The theory of eugenics - which is considered highly controversial in the West - suggests that the human race can be improved by selective breeding.
The survey, which was conducted in 1993 among 255 geneticists throughout China, was reported in the British magazine New Scientist.
Genetic testings
Almost unanimously - by 91% - the scientists said that couples who carried the same disease-causing genetic mutation should not be allowed to have children.
More than three-quarters believed that governments should require pre-marital tests to detect carriers of hereditary disease.
They also supported the routine genetic testing of job applicants by employers.
There was also strong backing for the genetic testing of children to see if they are susceptible to problems such as alcoholism.
'Cultural differences'
The survey was carried out by Xin Mao, a scientist from West China University of Medical Sciences in Chengdu.

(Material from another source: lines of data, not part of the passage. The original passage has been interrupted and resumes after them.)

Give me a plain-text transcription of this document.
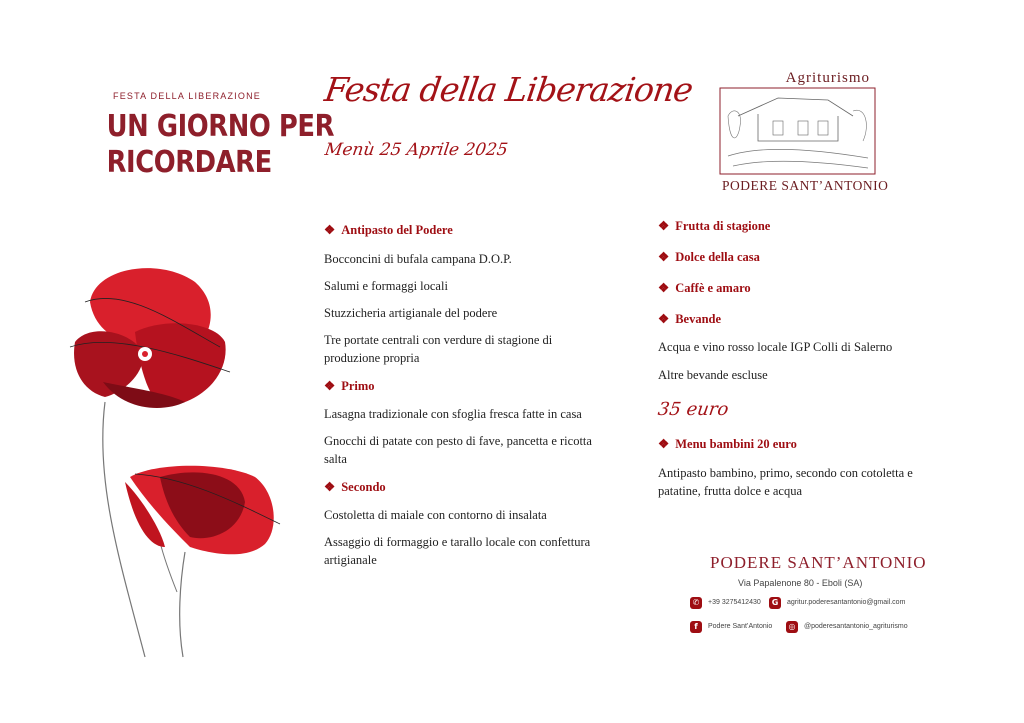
FESTA DELLA LIBERAZIONE
UN GIORNO PER
RICORDARE
Festa della Liberazione
Menù 25 Aprile 2025
Agriturismo
PODERE SANT’ANTONIO
❖ Antipasto del Podere
Bocconcini di bufala campana D.O.P.
Salumi e formaggi locali
Stuzzicheria artigianale del podere
Tre portate centrali con verdure di stagione di produzione propria
❖ Primo
Lasagna tradizionale con sfoglia fresca fatte in casa
Gnocchi di patate con pesto di fave, pancetta e ricotta salta
❖ Secondo
Costoletta di maiale con contorno di insalata
Assaggio di formaggio e tarallo locale con confettura artigianale
❖ Frutta di stagione
❖ Dolce della casa
❖ Caffè e amaro
❖ Bevande
Acqua e vino rosso locale IGP Colli di Salerno
Altre bevande escluse
35 euro
❖ Menu bambini 20 euro
Antipasto bambino, primo, secondo con cotoletta e patatine, frutta dolce e acqua
PODERE SANT’ANTONIO
Via Papalenone 80 - Eboli (SA)
✆	+39 3275412430	G	agritur.poderesantantonio@gmail.com
f	Podere Sant’Antonio	◎	@poderesantantonio_agriturismo
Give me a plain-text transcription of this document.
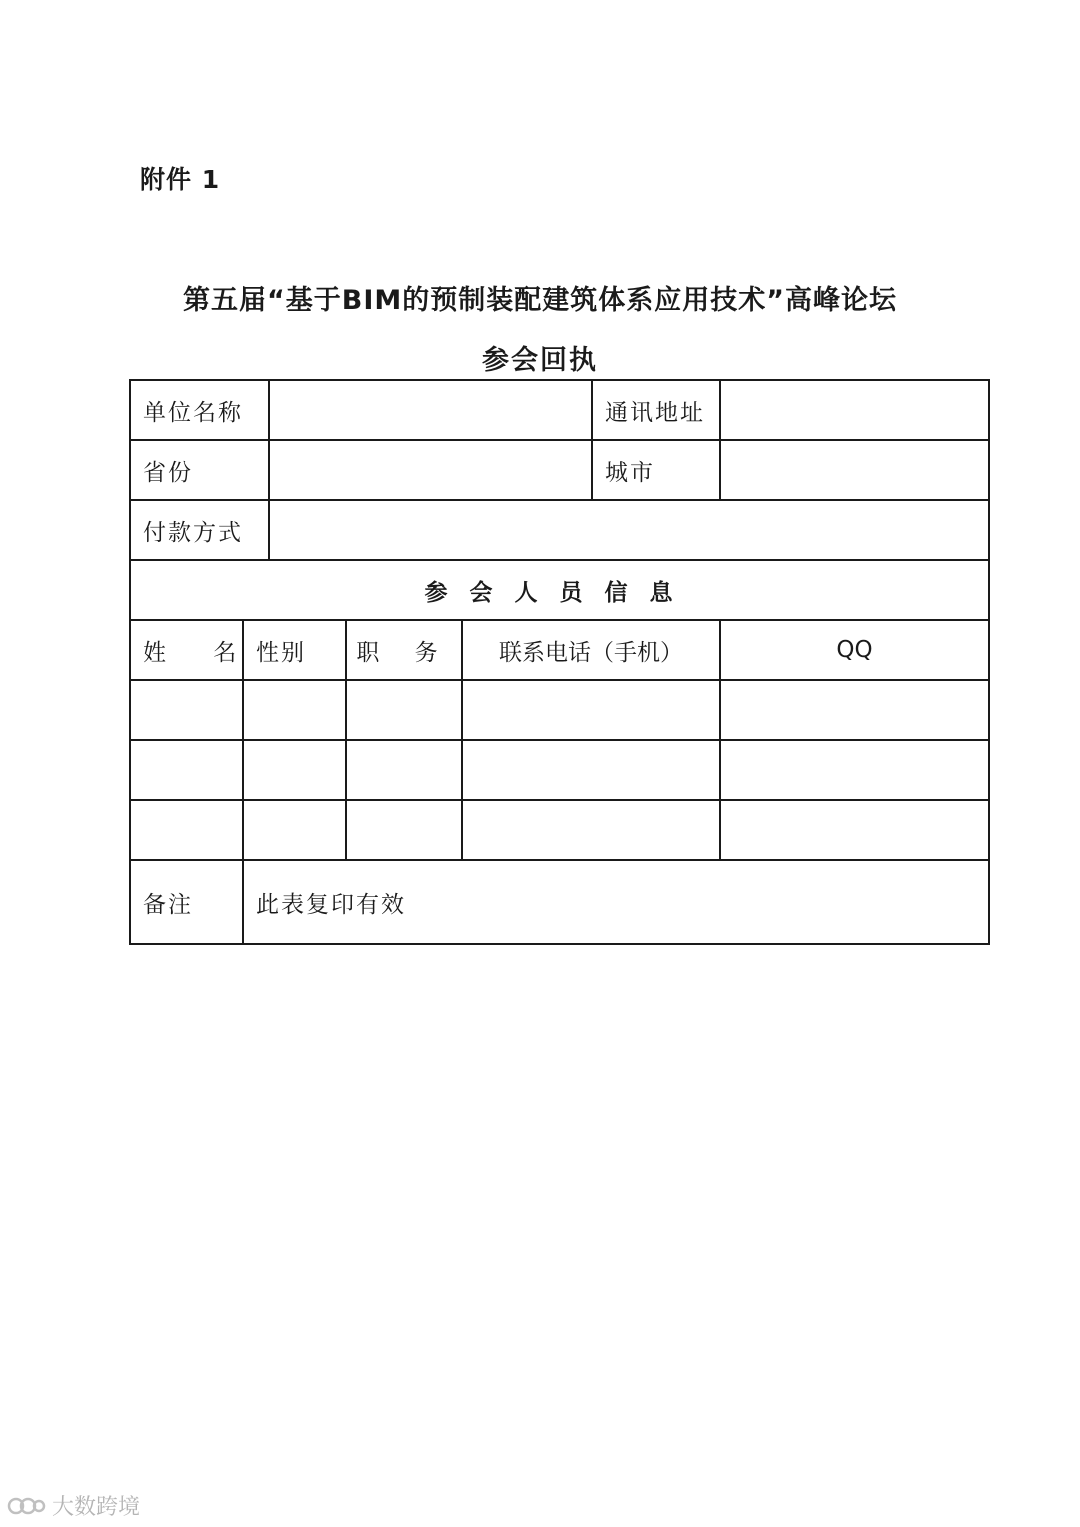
附件 1
第五届“基于BIM的预制装配建筑体系应用技术”高峰论坛
参会回执
单位名称					通讯地址	
省份					城市	
付款方式						
参会人员信息						
姓 名	性别		职 务	联系电话（手机）		QQ

备注	此表复印有效					
大数跨境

Xin Mao, who now works at the Institute of Cancer Research in Sutton, in south-west London, defended Chinese attitudes, saying cultural differences should be taken into account.
"The Chinese culture is quite different, and things are focused on the good of society, not the good of the individual. It would shock people in the West, but my survey reflects cultural common sense," the researcher said.
The scientists' attitudes were reflected in action later taken by the Chinese authorities.
The year after the survey was held, China introduced the controversial Maternal and Infant Health Care Law, which makes pre-marital check-ups compulsory and allows doctors to order abortions of foetuses with serious defects.